AUSTIN'S BUTTERFLY: A LOOK AT USING AUTHENTIC FEEDBACK IN THIRD GRADE
WHAT IS IT? WHY DID WE DO IT?
We believe that feedback is an essential part of learning experiences for children. It helps a child understand what they're learning and also gives clear guidance on how to improve. We're interested in children being able to both give and receive feedback throughout the year and across the curriculum. We wanted to streamline the feedback process and language so we might see it being more readily used and transferred.
HOW DID WE DO IT? THESE WERE THE BASIC STEPS WE TOOK:
Present children with a choice of realistic photographs and had them select a picture to biologically illustrate.
- Gather the group together and asked them collectively what they knew about feedback.
Group them in random cohorts of four with the instruction to take turns providing feedback on how to make the illustration more realistic.
- Complete a second draft trying to incorporate one piece of feedback they had received.
- Watch “Austin’s Butterfly,” and share their observations on how the kids in the video communicated with each other and what they noticed.

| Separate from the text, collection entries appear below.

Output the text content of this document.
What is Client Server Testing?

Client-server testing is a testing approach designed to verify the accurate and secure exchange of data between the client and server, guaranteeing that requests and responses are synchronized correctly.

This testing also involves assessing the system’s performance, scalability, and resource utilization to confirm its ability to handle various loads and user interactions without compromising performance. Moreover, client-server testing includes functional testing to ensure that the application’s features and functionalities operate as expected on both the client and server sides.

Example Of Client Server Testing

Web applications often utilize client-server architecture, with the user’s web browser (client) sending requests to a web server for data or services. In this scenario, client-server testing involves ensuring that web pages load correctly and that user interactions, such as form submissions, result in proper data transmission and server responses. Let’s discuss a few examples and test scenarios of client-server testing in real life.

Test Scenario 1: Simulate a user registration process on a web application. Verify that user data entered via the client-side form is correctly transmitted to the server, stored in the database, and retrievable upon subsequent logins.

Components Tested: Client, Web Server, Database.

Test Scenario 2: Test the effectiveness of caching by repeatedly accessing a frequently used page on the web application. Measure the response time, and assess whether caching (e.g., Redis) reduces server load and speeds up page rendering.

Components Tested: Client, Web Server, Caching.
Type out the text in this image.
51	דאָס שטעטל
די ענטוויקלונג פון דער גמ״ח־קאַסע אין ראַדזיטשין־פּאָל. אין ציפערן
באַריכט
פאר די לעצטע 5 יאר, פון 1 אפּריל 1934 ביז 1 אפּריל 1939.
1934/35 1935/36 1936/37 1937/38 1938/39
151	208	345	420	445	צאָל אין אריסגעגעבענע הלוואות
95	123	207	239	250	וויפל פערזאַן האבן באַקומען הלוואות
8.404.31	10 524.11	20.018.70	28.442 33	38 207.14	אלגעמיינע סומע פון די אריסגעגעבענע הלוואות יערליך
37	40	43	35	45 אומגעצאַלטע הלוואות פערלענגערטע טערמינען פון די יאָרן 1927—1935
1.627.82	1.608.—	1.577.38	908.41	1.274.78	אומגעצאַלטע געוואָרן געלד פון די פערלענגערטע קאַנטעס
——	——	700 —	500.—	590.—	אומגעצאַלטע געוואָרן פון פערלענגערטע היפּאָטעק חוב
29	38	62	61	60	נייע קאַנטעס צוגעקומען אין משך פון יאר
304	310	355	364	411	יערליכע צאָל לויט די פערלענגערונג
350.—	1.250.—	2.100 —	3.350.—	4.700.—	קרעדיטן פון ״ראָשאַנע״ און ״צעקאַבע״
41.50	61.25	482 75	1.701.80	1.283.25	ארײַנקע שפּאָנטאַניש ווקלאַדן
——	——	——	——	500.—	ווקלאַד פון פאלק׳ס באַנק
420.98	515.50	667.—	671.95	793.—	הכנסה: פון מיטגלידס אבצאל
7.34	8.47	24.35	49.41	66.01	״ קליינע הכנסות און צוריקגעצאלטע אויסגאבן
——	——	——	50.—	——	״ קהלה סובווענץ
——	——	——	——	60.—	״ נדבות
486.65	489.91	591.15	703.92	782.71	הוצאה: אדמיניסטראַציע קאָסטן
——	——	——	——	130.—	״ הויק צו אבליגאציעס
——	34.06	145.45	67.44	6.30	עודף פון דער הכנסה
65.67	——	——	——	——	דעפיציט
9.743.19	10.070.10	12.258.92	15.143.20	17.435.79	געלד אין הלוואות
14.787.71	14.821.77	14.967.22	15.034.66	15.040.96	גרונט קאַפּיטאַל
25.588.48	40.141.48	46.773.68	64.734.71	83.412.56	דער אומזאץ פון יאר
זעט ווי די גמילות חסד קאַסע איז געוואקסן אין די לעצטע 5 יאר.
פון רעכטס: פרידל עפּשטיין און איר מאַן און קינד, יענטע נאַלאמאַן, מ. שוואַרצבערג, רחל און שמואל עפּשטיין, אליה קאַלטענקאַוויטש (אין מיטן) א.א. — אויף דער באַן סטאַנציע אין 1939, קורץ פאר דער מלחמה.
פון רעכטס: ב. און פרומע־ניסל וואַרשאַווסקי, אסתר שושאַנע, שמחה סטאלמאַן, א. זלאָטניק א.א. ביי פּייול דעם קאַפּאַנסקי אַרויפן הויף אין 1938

Click here to watch the video Austin's Butterfly
- Group with their original cohorts and tried to give advice on the second draft of the drawing keeping the feedback framework in mind.
- Repeated this with a third and fourth draft.
- We also did intermittent “gallery walks” to make students more aware of our collective process.
- Finally we asked the children to choose their best illustration and add color.
It was noticeable that all students were able to have a voice in the feedback conversations and that most students were receptive to the feedback. Our hunch is that they valued the task and genuinely wanted to improve. Additionally, for some quieter students, knowing they had guideline for how to share increased their confidence in speaking. For the most part, both parties in the conversation were highly invested. When students had an opportunity to improve their work by doing a subsequent draft, they were incredibly focused and everyone persisted. Not a single kid said, “No way, I can’t do this!” Doing this activity helped the students understand how feedback works and the three key terms resonated with them.